Infect Control Hosp Epidemiol. 2008 Jun; 29(6): 510-6
Buehlmann M, Frei R, Fenner L, Dangel M, Fluckiger U, Widmer AF
OBJECTIVE: To evaluate the efficacy of a standardized regimen for decolonization of methicillin-resistant Staphylococcus aureus (MRSA) carriers and to identify factors influencing decolonization treatment failure. DESIGN: Prospective cohort study from January 2002 to April 2007, with a mean follow-up period of 36 months. SETTING: University hospital with 750 beds and 27,000 admissions/year. PATIENTS: Of 94 consecutive hospitalized patients with MRSA colonization or infection, 32 were excluded because of spontaneous loss of MRSA, contraindications, death, or refusal to participate. In 62 patients, decolonization treatment was completed. At least 6 body sites were screened for MRSA (including by use of rectal swabs) before the start of treatment. INTERVENTIONS: Standardized decolonization treatment consisted of mupirocin nasal ointment, chlorhexidine mouth rinse, and full-body wash with chlorhexidine soap for 5 days. Intestinal and urinary-tract colonization were treated with oral vancomycin and cotrimoxazole, respectively. Vaginal colonization was treated with povidone-iodine or, alternatively, with chlorhexidine ovula or octenidine solution. Other antibiotics were added to the regimen if treatment failed. Successful decolonization was considered to have been achieved if results were negative for 3 consecutive sets of cultures of more than 6 screening sites. RESULTS: The mean age (+/- standard deviation [SD]) age of the 62 patients was 66.2 +/- 19 years. The most frequent locations of MRSA colonization were the nose (42 patients [68%]), the throat (33 [53%]), perianal area (33 [53%]), rectum (36 [58%]), and inguinal area (30 [49%]).
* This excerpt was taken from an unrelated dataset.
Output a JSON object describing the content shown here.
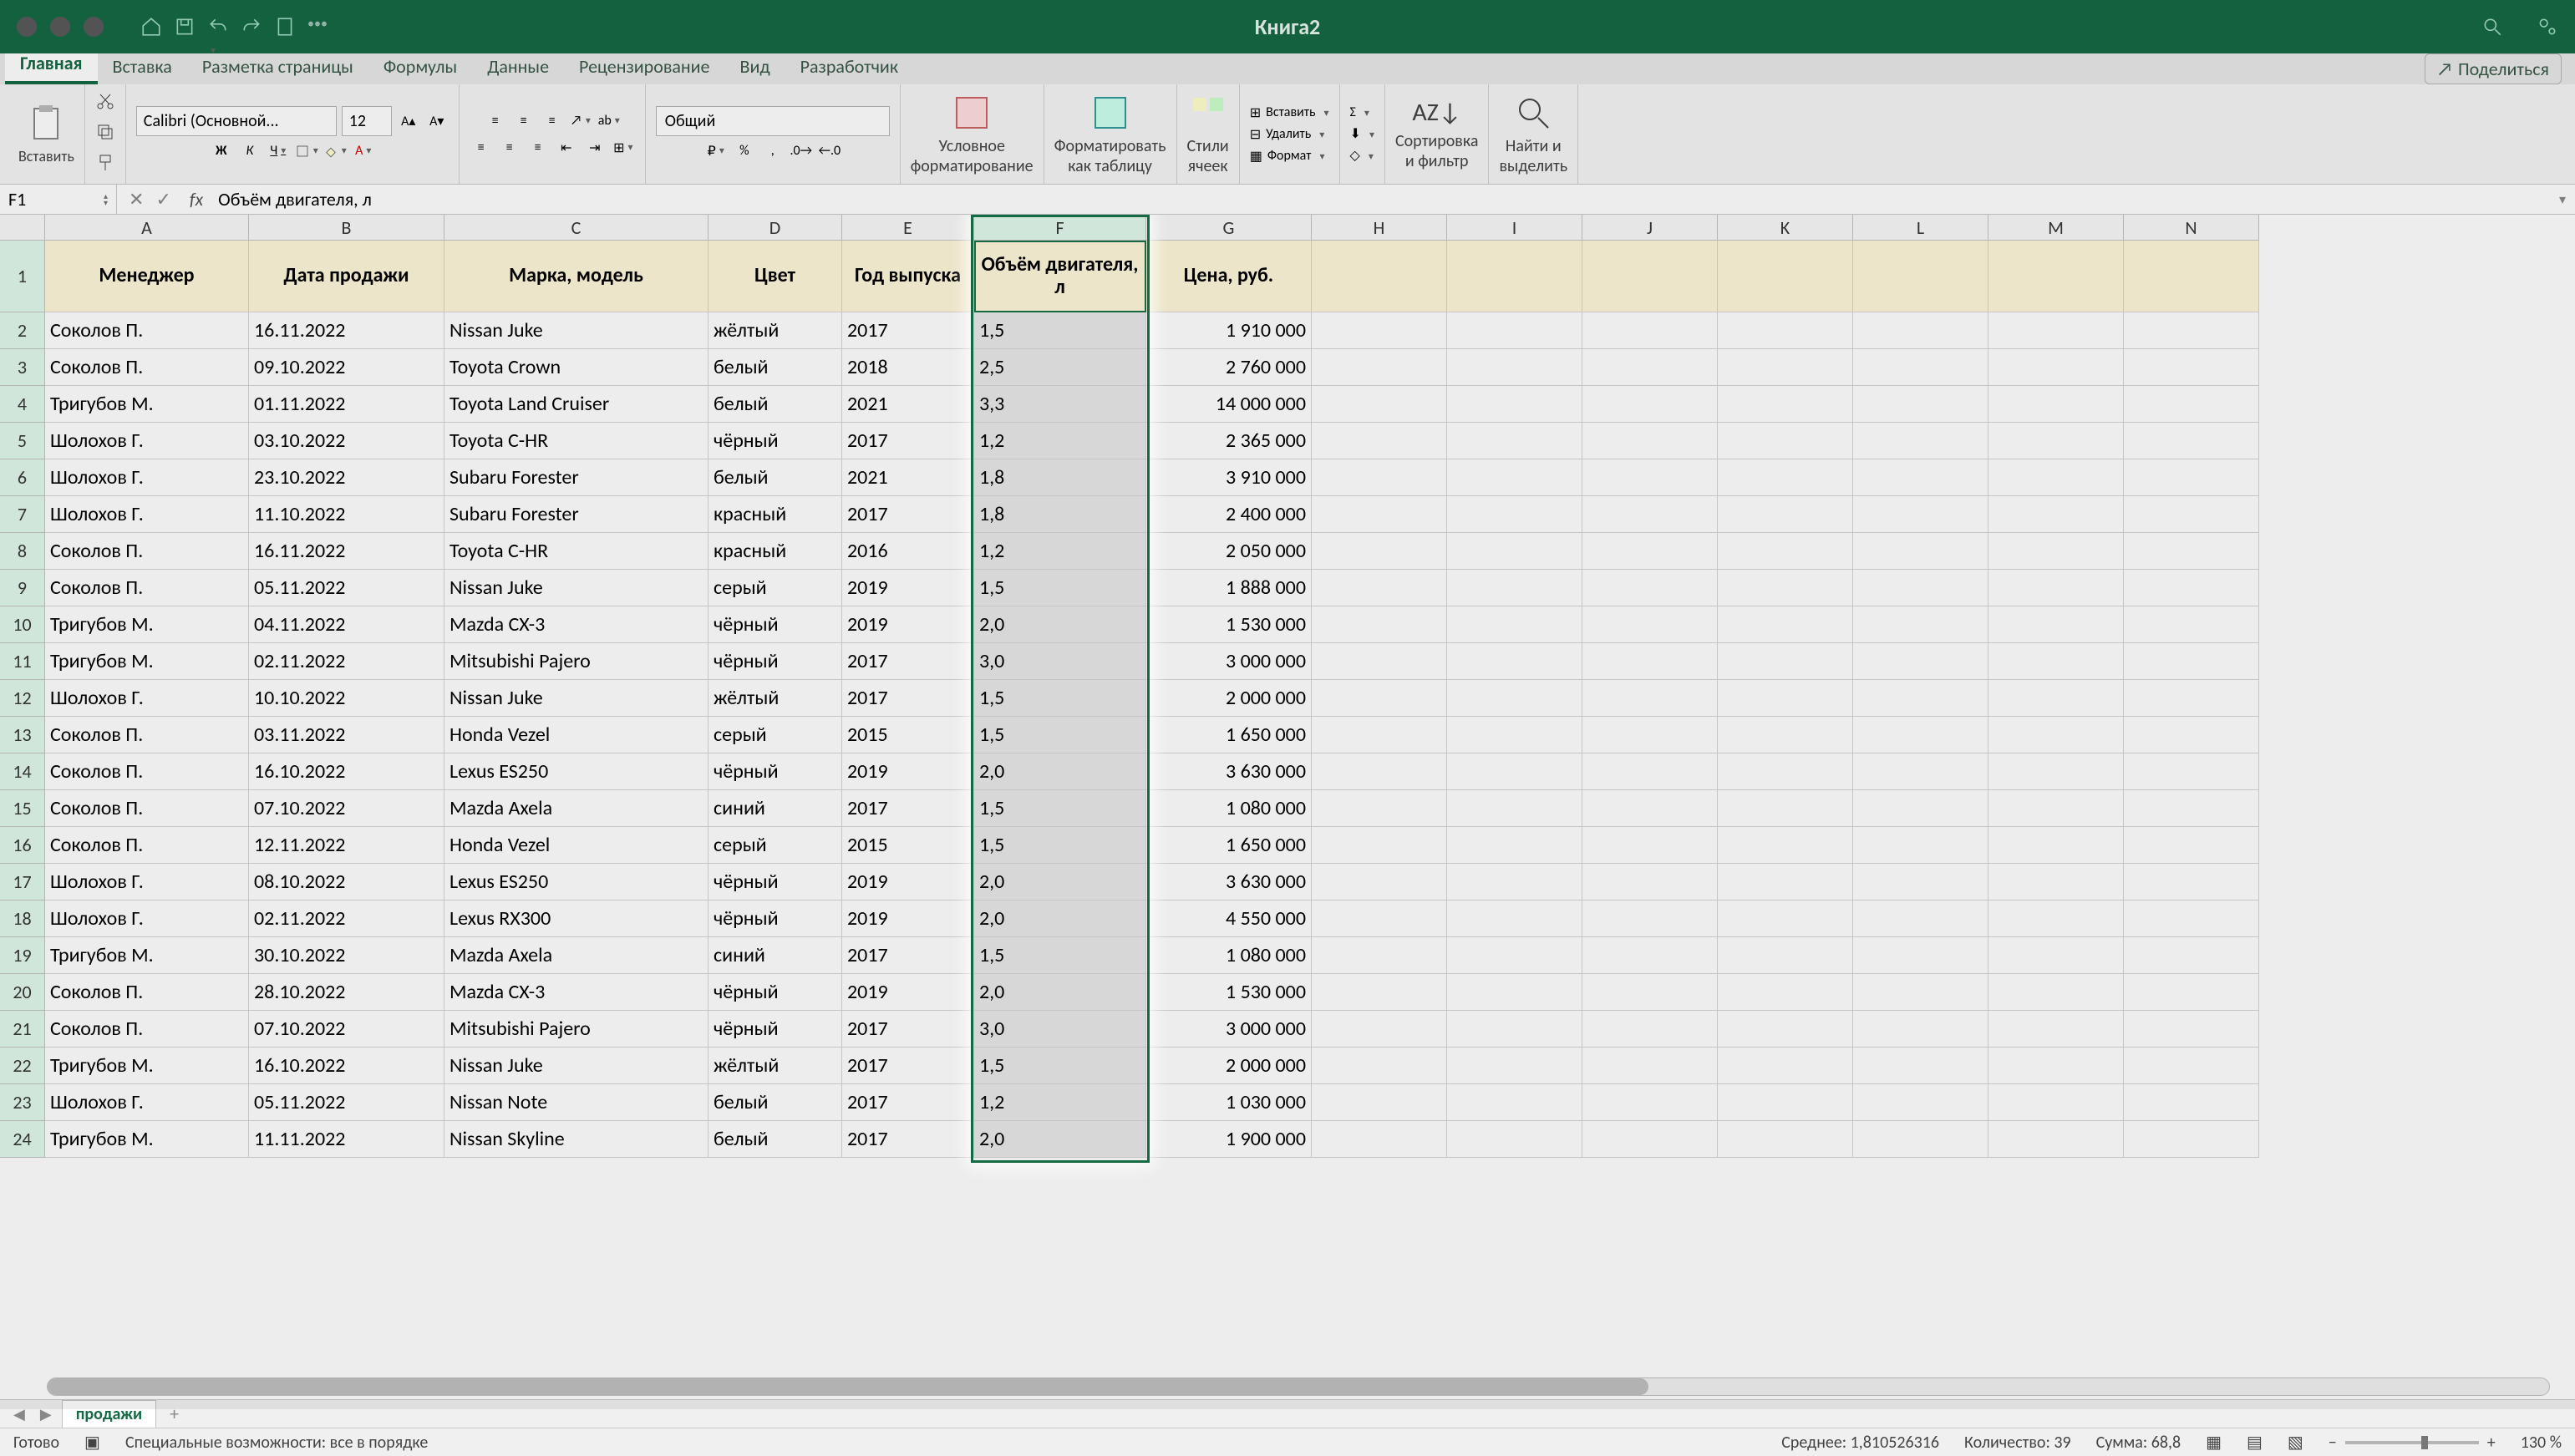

Decolonization was completed in 87% of patients after a mean (+/-SD) of 2.1 +/- 1.8 decolonization cycles (range, 1-10 cycles). Sixty-five percent of patients ultimately required peroral antibiotic treatment (vancomycin, 52%; cotrimoxazole, 27%; rifampin and fusidic acid, 18%). Decolonization was successful in 54 (87%) of the patients in the intent-to-treat analysis and in 51 (98%) of 52 patients in the on-treatment analysis. CONCLUSION: This standardized regimen for MRSA decolonization was highly effective in patients who completed the full decolonization treatment course.
Br J Dermatol. 2008 Jul; 159(1): 105-12
Talpur R, Bassett R, Duvic M
BACKGROUND: Mycosis fungoides (MF) and Sézary syndrome (SS), variants of cutaneous T-cell lymphoma, may arise from antigen-driven clonal expansion and accumulation of helper-memory T cells. Superantigens from Staphylococcus aureus can stimulate T cells. OBJECTIVES: (i) To determine the prevalence of S. aureus carriage in nares and skin in patients with MF/SS compared with historical rates in other conditions. (ii) To determine whether eradication of S. aureus carriage is associated with clinical improvement. Methods Skin and nares cultures were performed prospectively. Patients with positive nares and skin cultures were treated with oral antibiotics and intranasal mupirocin 2% and samples were taken for reculturing at 3 days, 4 weeks and 8 weeks. An exact binomial test was used to compare the carriage rates among different groups. RESULTS: Among 106 patients with MF/SS, 67 (63%) had skin colonization and 57 (54%) had nasal colonization. Staphylococcus aureus was isolated from 44 patients, 33 (31%) each from skin and nares. Colonization was highest in erythrodermic SS (48%), similar to atopic dermatitis (64%), and lowest in MF without erythroderma (26%), psoriasis (21%), and the general population (10%). Oral and topical antibiotics eradicated S. aureus colonization in nares in 28 of 33 (85%) patients and in MF skin lesions in 30 of 33 (91%) patients at 4-8 weeks, with rapid clinical improvement seen in 58% of S. aureus-colonized patients. CONCLUSIONS: Staphylococcal carriage in nares and skin lesions of patients with MF is similar to that in atopic dermatitis. Eradication of staphylococci from the skin is possible with treatment and was associated with clinical improvement.